Mauro Carvalho Chehab <mchehab@xxxxxxxxxxxxx> · Tue, 28 Jul 2009 00:35:48 -0300

Hi Dongsoo,

Em Tue, 28 Jul 2009 09:56:05 +0900
"Dongsoo, Nathaniel Kim" <dongsoo.kim@xxxxxxxxx> escreveu:

> Hello everyone,
> 
> What I'm gonna ask might be quite a bit tough couple of questions, but
> definitely necessary in multimedia device driver area.
> 
> My first question is "Is any driver using using continuous physical
> memory has any chance to be adopted in main line kernel?"
> Because I'm afraid what I'm talking about is all about multimedia,
> which is consuming plenty of memory.
> But please note that in this case all the drivers I take care of are
> ARM SoC's peripheral device drivers.(ie. camera interface driver in
> Samsung CPU). And whenever we choose to use continuous physical
> memory, then current videobuf cannot be used in those kind of device
> drivers because of the io-remapping.
> 
> 
> And the other one is about how to handle the buffer used between
> couple of multimedia devices.
> Let me take an example of a camcorder scenario which takes series of
> pictures and encode them in some sort of multimedia encoded format.
> And let's assume that we are using a device of a SoC H/W which has
> it's own camera and multimedia encoder device as well.
> 
> The scenario might be going like following order ordinarily.
> 1. User application: open camera device node and tries to mmap
> buffer(A) to be used.
> 2. Camera interface: try to allocate memory in kernel space and creates mapping.
> 3. User application: open encoder device node and tries to mmap
> buffer(B) as input buffer and buffer(C) as output buffer to be used.
> 4. Start streaming
> 5. Camera interface: fetch data from external camera module and writes
> to the allocated buffer in kernel space and give back the memory
> address to user application through dqbuf
> 6. User application: memcpy(1st) returned buffer(A) to frame buffer
> therefore we can see as preview
> 7. User application: memcpy(2nd) returned buffer(A) to buffer(B) of
> encoder device.
> 7. Encoder device: encodes the data copied into buffer(B) and returns
> to user application through buffer(C)
> 8. User application: memcpy(3nd) encoded data from buffer(C) and save as file
> 9. do loop from 5 to 8 as long as you want to keep recording
> 
> As you see above, at least three times of memcpy per frame are
> necessary to make the recording and preview happened. Of course I took
> a worst case for example because we can even take in-place thing for
> encoder buffer, but I jut wanted to consider of drivers not capable to
> take care of in-place algorithm for some reasons.
> 
> Now let's imagine that we are recording 1920*1080 sized frame. can you
> draw the picture in your mind how it might be inefficient?
> 

I'm not sure if I understood your problem. Videobuf consists of 2 separate parts:
	a common core part, responsible for controlling the buffers;
	a memory allocation specific part.

There are currently 3 different implementations for the memory-specific one:
	- dma scatter/gather buffers;
	- dma contiguous buffer;
	- vmalloc buffer.

The first two are currently used by PCI devices (although they probably work
with other buses), while the third one is used on USB devices, where we need to
remove the USB transport data from the stream, so, data needs to be copied.

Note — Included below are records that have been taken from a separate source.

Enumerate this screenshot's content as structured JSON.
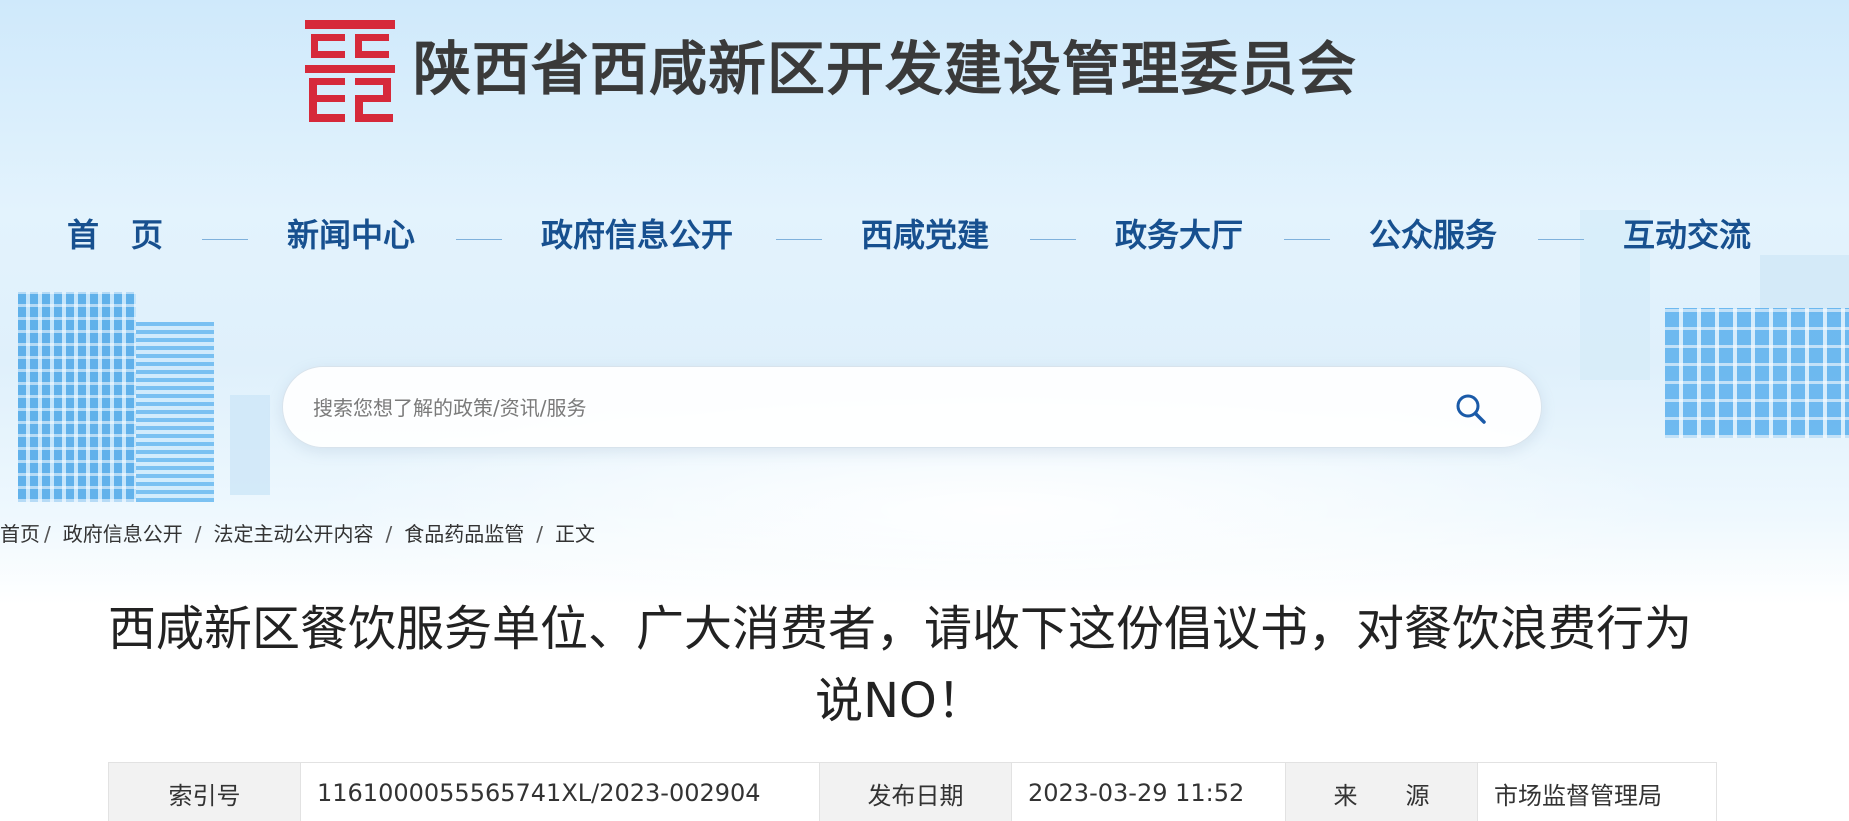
{
  "site": {
    "title": "陕西省西咸新区开发建设管理委员会",
    "logo_color": "#d6293a"
  },
  "nav": {
    "items": [
      "首　页",
      "新闻中心",
      "政府信息公开",
      "西咸党建",
      "政务大厅",
      "公众服务",
      "互动交流"
    ],
    "text_color": "#17508f"
  },
  "search": {
    "placeholder": "搜索您想了解的政策/资讯/服务",
    "icon": "search-icon"
  },
  "breadcrumb": {
    "items": [
      "首页",
      "政府信息公开",
      "法定主动公开内容",
      "食品药品监管",
      "正文"
    ],
    "separator": "/"
  },
  "article": {
    "title_line1": "西咸新区餐饮服务单位、广大消费者，请收下这份倡议书，对餐饮浪费行为",
    "title_line2": "说NO！"
  },
  "meta": {
    "index_label": "索引号",
    "index_value": "11610000555657 41XL/2023-002904",
    "date_label": "发布日期",
    "date_value": "2023-03-29 11:52",
    "source_label": "来　　源",
    "source_value": "市场监督管理局"
  }
}
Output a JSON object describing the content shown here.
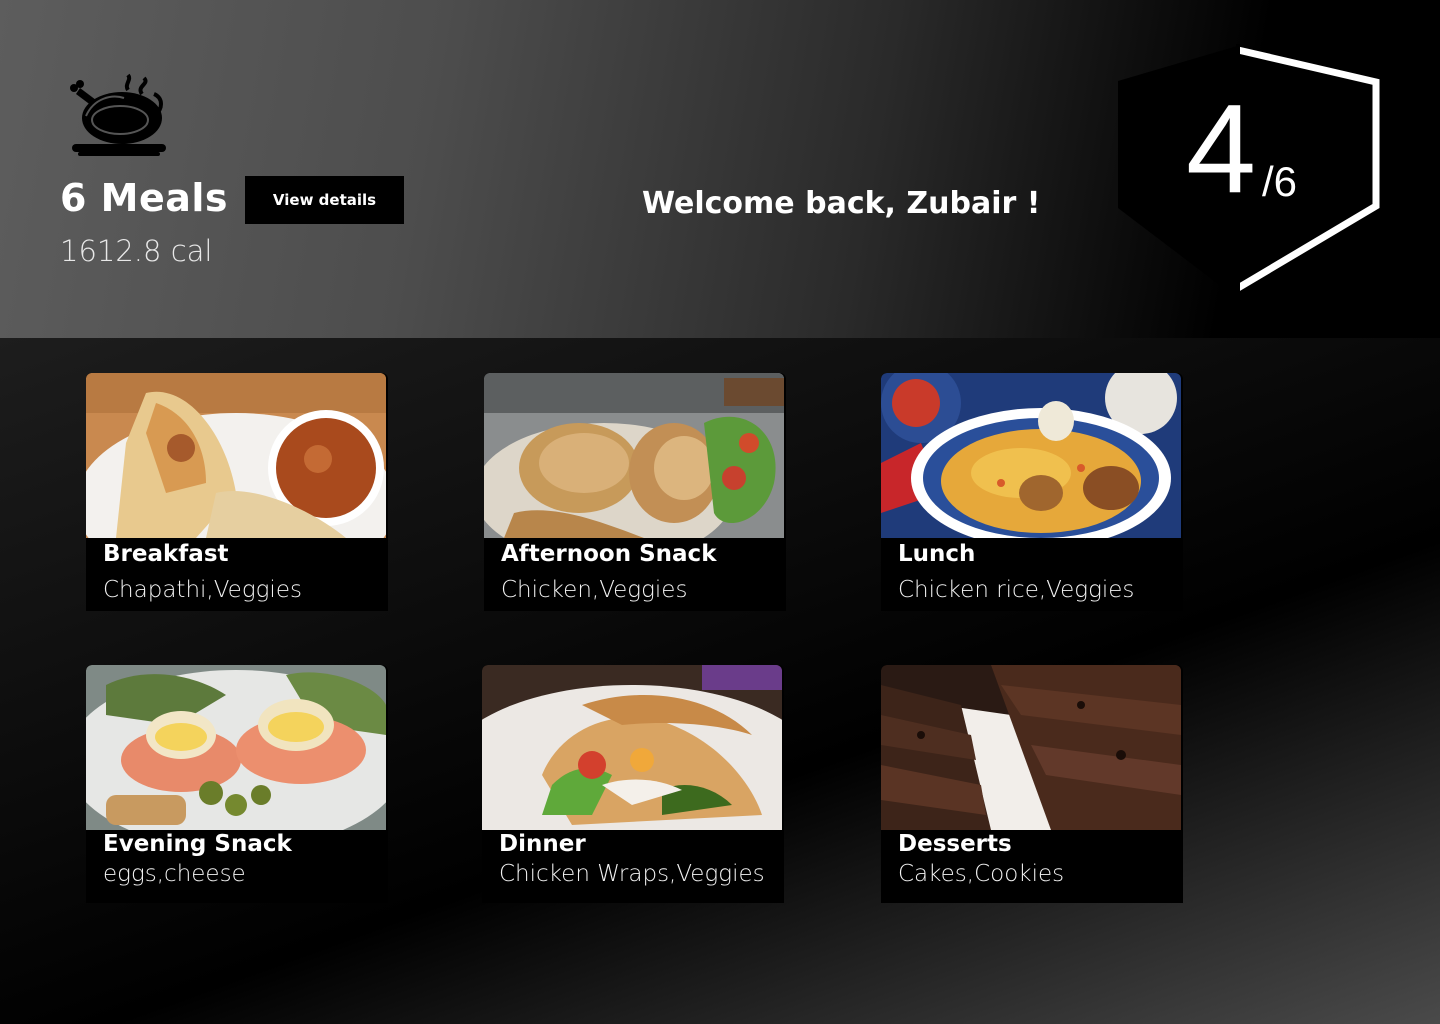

If you use one of the dma implementations, a stream is received from the
capture device, and can be directly mapped at the userspace application, via
mmap() ioctl. In this case, there's no memory copy between userspace and
kernelspace. The application will directly see the data.

There's also an special type of transfer called overlay mode. On the overlay
mode, the DMA transfers are mapped directly into the output device.

In general, the drivers that implement overlay mode also mmap(), but this is
done, on those drivers, via a separate DMA transfer. 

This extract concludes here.